President-elect Donald Trump’s plan to slap a 25% tariff on Mexico’s goods unless it stops fentanyl trafficking and illegal migration risks setting the trade partners on a collision course over an intractable challenge for both countries.

Set aside, for this post, the fact that it isn’t “illegal migration;” it’s illegal alien trafficking. Those folks ceased to be migrants the moment they entered Mexico illegally under Mexican law, and those who skipped Mexico enroute to illegally entering our nation ceased to be migrants at the moment of their illegal entry here.

The news writers added this:

Ahead of the new trade negotiations, Mexico’s greatest weakness has been its historic inability to confront the powerful drug gangs that control about a third of the country.

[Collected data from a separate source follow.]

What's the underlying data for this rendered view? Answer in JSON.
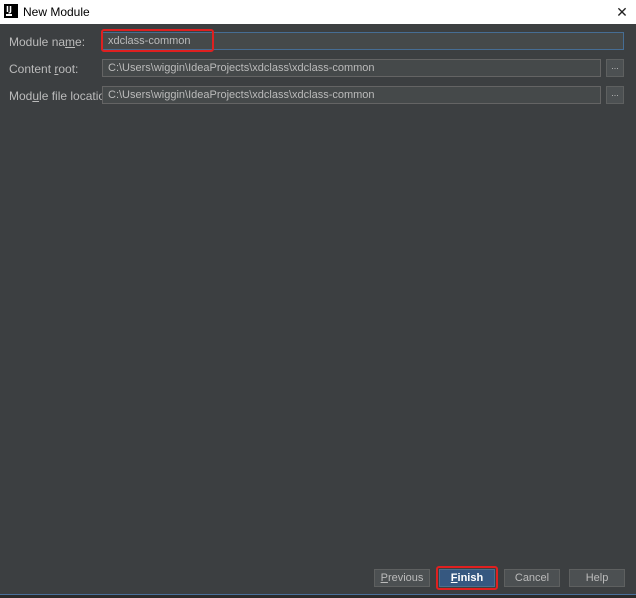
{
  "window": {
    "title": "New Module",
    "app_icon_letter": "IJ",
    "close_glyph": "✕"
  },
  "form": {
    "module_name": {
      "label_pre": "Module na",
      "label_mnemonic": "m",
      "label_post": "e:",
      "value": "xdclass-common"
    },
    "content_root": {
      "label_pre": "Content ",
      "label_mnemonic": "r",
      "label_post": "oot:",
      "value": "C:\\Users\\wiggin\\IdeaProjects\\xdclass\\xdclass-common",
      "browse_label": "..."
    },
    "module_file_location": {
      "label_pre": "Mod",
      "label_mnemonic": "u",
      "label_post": "le file location:",
      "value": "C:\\Users\\wiggin\\IdeaProjects\\xdclass\\xdclass-common",
      "browse_label": "..."
    }
  },
  "buttons": {
    "previous": {
      "mnemonic": "P",
      "rest": "revious"
    },
    "finish": {
      "mnemonic": "F",
      "rest": "inish"
    },
    "cancel": {
      "label": "Cancel"
    },
    "help": {
      "label": "Help"
    }
  },
  "colors": {
    "dialog_bg": "#3c3f41",
    "field_bg": "#45494a",
    "label_text": "#bbbbbb",
    "annotation_red": "#e02020",
    "default_button": "#365880"
  },
  "icons": {
    "app": "intellij-idea-icon",
    "close": "close-icon"
  }
}
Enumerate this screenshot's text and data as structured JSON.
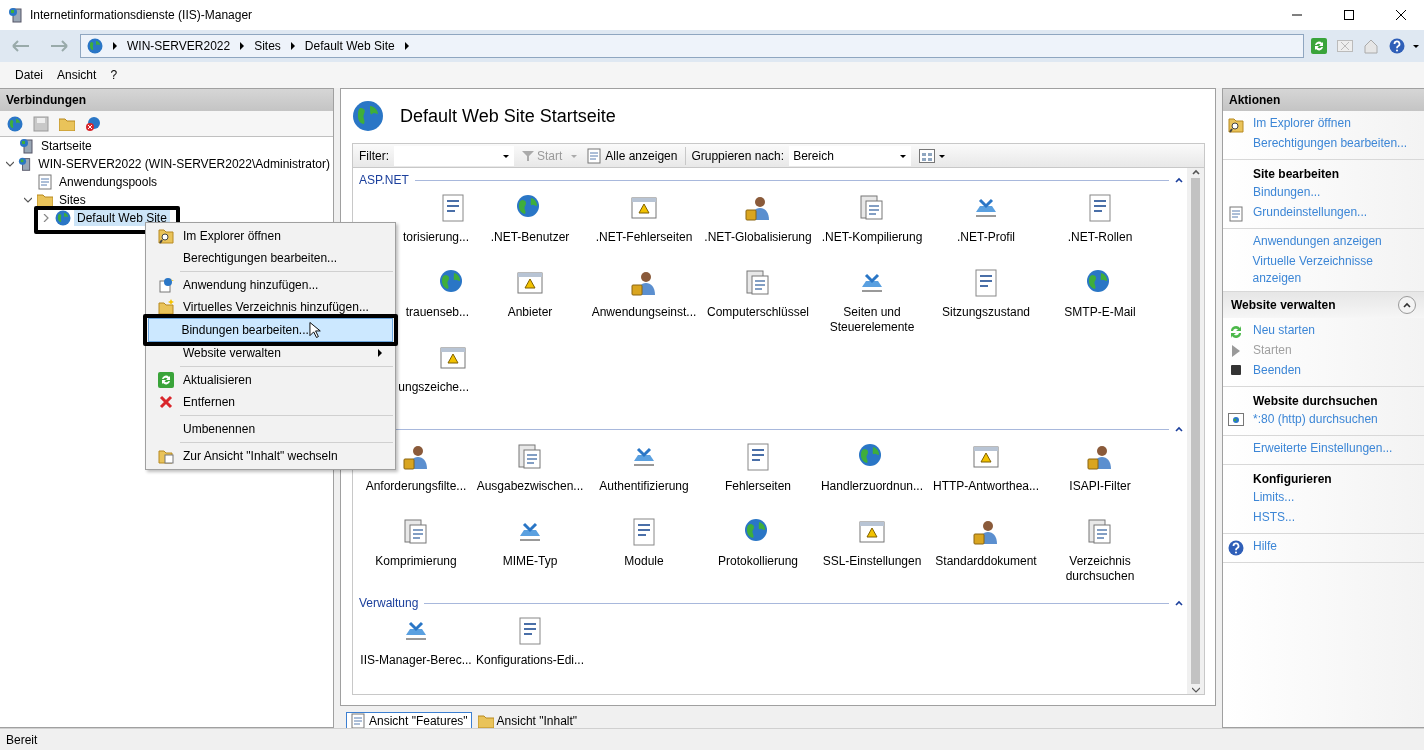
{
  "window": {
    "title": "Internetinformationsdienste (IIS)-Manager"
  },
  "address": {
    "segments": [
      "WIN-SERVER2022",
      "Sites",
      "Default Web Site"
    ]
  },
  "menu_bar": [
    "Datei",
    "Ansicht",
    "?"
  ],
  "connections": {
    "title": "Verbindungen",
    "tree": [
      {
        "label": "Startseite",
        "selected": false
      },
      {
        "label": "WIN-SERVER2022 (WIN-SERVER2022\\Administrator)",
        "selected": false,
        "expanded": true,
        "children": [
          {
            "label": "Anwendungspools",
            "selected": false
          },
          {
            "label": "Sites",
            "selected": false,
            "expanded": true,
            "children": [
              {
                "label": "Default Web Site",
                "selected": true,
                "expanded": false
              }
            ]
          }
        ]
      }
    ]
  },
  "context_menu": {
    "groups": [
      [
        {
          "label": "Im Explorer öffnen",
          "selected": false,
          "submenu": false
        },
        {
          "label": "Berechtigungen bearbeiten...",
          "selected": false,
          "submenu": false
        }
      ],
      [
        {
          "label": "Anwendung hinzufügen...",
          "selected": false,
          "submenu": false
        },
        {
          "label": "Virtuelles Verzeichnis hinzufügen...",
          "selected": false,
          "submenu": false
        },
        {
          "label": "Bindungen bearbeiten...",
          "selected": true,
          "submenu": false
        },
        {
          "label": "Website verwalten",
          "selected": false,
          "submenu": true
        }
      ],
      [
        {
          "label": "Aktualisieren",
          "selected": false,
          "submenu": false
        },
        {
          "label": "Entfernen",
          "selected": false,
          "submenu": false
        }
      ],
      [
        {
          "label": "Umbenennen",
          "selected": false,
          "submenu": false
        }
      ],
      [
        {
          "label": "Zur Ansicht \"Inhalt\" wechseln",
          "selected": false,
          "submenu": false
        }
      ]
    ]
  },
  "home": {
    "title": "Default Web Site Startseite",
    "filter": {
      "label": "Filter:",
      "start": "Start",
      "show_all": "Alle anzeigen",
      "group_by_label": "Gruppieren nach:",
      "group_by_value": "Bereich"
    },
    "groups": [
      {
        "title": "ASP.NET",
        "expanded": true,
        "features": [
          {
            "label": "torisierung...",
            "partial": true
          },
          {
            "label": ".NET-Benutzer",
            "partial": false
          },
          {
            "label": ".NET-Fehlerseiten",
            "partial": false
          },
          {
            "label": ".NET-Globalisierung",
            "partial": false
          },
          {
            "label": ".NET-Kompilierung",
            "partial": false
          },
          {
            "label": ".NET-Profil",
            "partial": false
          },
          {
            "label": ".NET-Rollen",
            "partial": false
          },
          {
            "label": "trauenseb...",
            "partial": true
          },
          {
            "label": "Anbieter",
            "partial": false
          },
          {
            "label": "Anwendungseinst...",
            "partial": false
          },
          {
            "label": "Computerschlüssel",
            "partial": false
          },
          {
            "label": "Seiten und Steuerelemente",
            "partial": false
          },
          {
            "label": "Sitzungszustand",
            "partial": false
          },
          {
            "label": "SMTP-E-Mail",
            "partial": false
          },
          {
            "label": "ungszeiche...",
            "partial": true
          }
        ]
      },
      {
        "expanded": true,
        "features": [
          {
            "label": "Anforderungsfilte...",
            "partial": false
          },
          {
            "label": "Ausgabezwischen...",
            "partial": false
          },
          {
            "label": "Authentifizierung",
            "partial": false
          },
          {
            "label": "Fehlerseiten",
            "partial": false
          },
          {
            "label": "Handlerzuordnun...",
            "partial": false
          },
          {
            "label": "HTTP-Antworthea...",
            "partial": false
          },
          {
            "label": "ISAPI-Filter",
            "partial": false
          },
          {
            "label": "Komprimierung",
            "partial": false
          },
          {
            "label": "MIME-Typ",
            "partial": false
          },
          {
            "label": "Module",
            "partial": false
          },
          {
            "label": "Protokollierung",
            "partial": false
          },
          {
            "label": "SSL-Einstellungen",
            "partial": false
          },
          {
            "label": "Standarddokument",
            "partial": false
          },
          {
            "label": "Verzeichnis durchsuchen",
            "partial": false
          }
        ]
      },
      {
        "title": "Verwaltung",
        "expanded": true,
        "features": [
          {
            "label": "IIS-Manager-Berec...",
            "partial": false
          },
          {
            "label": "Konfigurations-Edi...",
            "partial": false
          }
        ]
      }
    ],
    "view_tabs": [
      {
        "label": "Ansicht \"Features\"",
        "selected": true
      },
      {
        "label": "Ansicht \"Inhalt\"",
        "selected": false
      }
    ]
  },
  "actions": {
    "title": "Aktionen",
    "blocks": [
      {
        "kind": "section",
        "items": [
          {
            "label": "Im Explorer öffnen",
            "disabled": false
          },
          {
            "label": "Berechtigungen bearbeiten...",
            "disabled": false
          }
        ]
      },
      {
        "kind": "section",
        "title": "Site bearbeiten",
        "items": [
          {
            "label": "Bindungen...",
            "disabled": false
          },
          {
            "label": "Grundeinstellungen...",
            "disabled": false
          }
        ]
      },
      {
        "kind": "section",
        "items": [
          {
            "label": "Anwendungen anzeigen",
            "disabled": false
          },
          {
            "label": "Virtuelle Verzeichnisse anzeigen",
            "disabled": false
          }
        ]
      },
      {
        "kind": "group-header",
        "label": "Website verwalten",
        "expanded": true
      },
      {
        "kind": "section",
        "items": [
          {
            "label": "Neu starten",
            "disabled": false
          },
          {
            "label": "Starten",
            "disabled": true
          },
          {
            "label": "Beenden",
            "disabled": false
          }
        ]
      },
      {
        "kind": "section",
        "title": "Website durchsuchen",
        "items": [
          {
            "label": "*:80 (http) durchsuchen",
            "disabled": false
          }
        ]
      },
      {
        "kind": "section",
        "items": [
          {
            "label": "Erweiterte Einstellungen...",
            "disabled": false
          }
        ]
      },
      {
        "kind": "section",
        "title": "Konfigurieren",
        "items": [
          {
            "label": "Limits...",
            "disabled": false
          },
          {
            "label": "HSTS...",
            "disabled": false
          }
        ]
      },
      {
        "kind": "section",
        "items": [
          {
            "label": "Hilfe",
            "disabled": false
          }
        ]
      }
    ]
  },
  "status_bar": "Bereit"
}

Mexico has had success stopping immigration over the past year, but ending drug smuggling might be an impossible ask, in part because of strong demand in the US.

This is just silly. Mexico’s greatest weakness has not been its historic inability to confront the drug cartels; the greatest weakness is its conscious decision to not confront the drug and trafficking cartels, it’s timidity in taking on the cartels and destroying them.

Then there’s the writers’ victim-blaming sewage: it’s the addict’s fault that he’s addicted. True, no one stuck a gun in any American’s ear and forced him to take the drugs. Too often, too, the addiction results from taking seemingly innocuous drugs that have been laced with the addictor for the explicit purpose of creating the addiction and so the market. But once addicted, the only truly effective way to break the addiction and bring it under that individual’s control is through withdrawal—and that is achieved by cutting off the supply.

That brings me back to the cartels and the Mexican government’s decision to accept them as a fact of Mexican life and of Mexican governance power. It’s straightforward enough, although difficult, to reverse that decision. Cut off the supply by sealing Mexico’s northern border against the cartels and by blocking the importation of drug precursors (vis., from the People’s Republic of China), and by destroying the cartels and their drug labs.

The problem is not intractable; that’s just a chicken’s copout. Hard, certainly, very much so. But hard means possible. All that’s necessary is for the men and women of the Mexican government to have the courage and the integrity to end their collaborationist relationships with the cartels and lead an effective, and necessarily deadly for cartel membership, campaign against them. And to seal their southern border and their ports against “migrants” along with sealing their northern border with us, instead of holding the doors open for the continued flow of drugs and illegal aliens into our nation—doors held open at the behest of those so-favored cartels.

Certainly that’ll be expensive for the Mexican government to do, but it’ll only become even more expensive for Mexican citizens as the government lets the nation continue to sag into a failed, gang-run geographical area. That’s a terrible price for a government to choose to inflict on its people.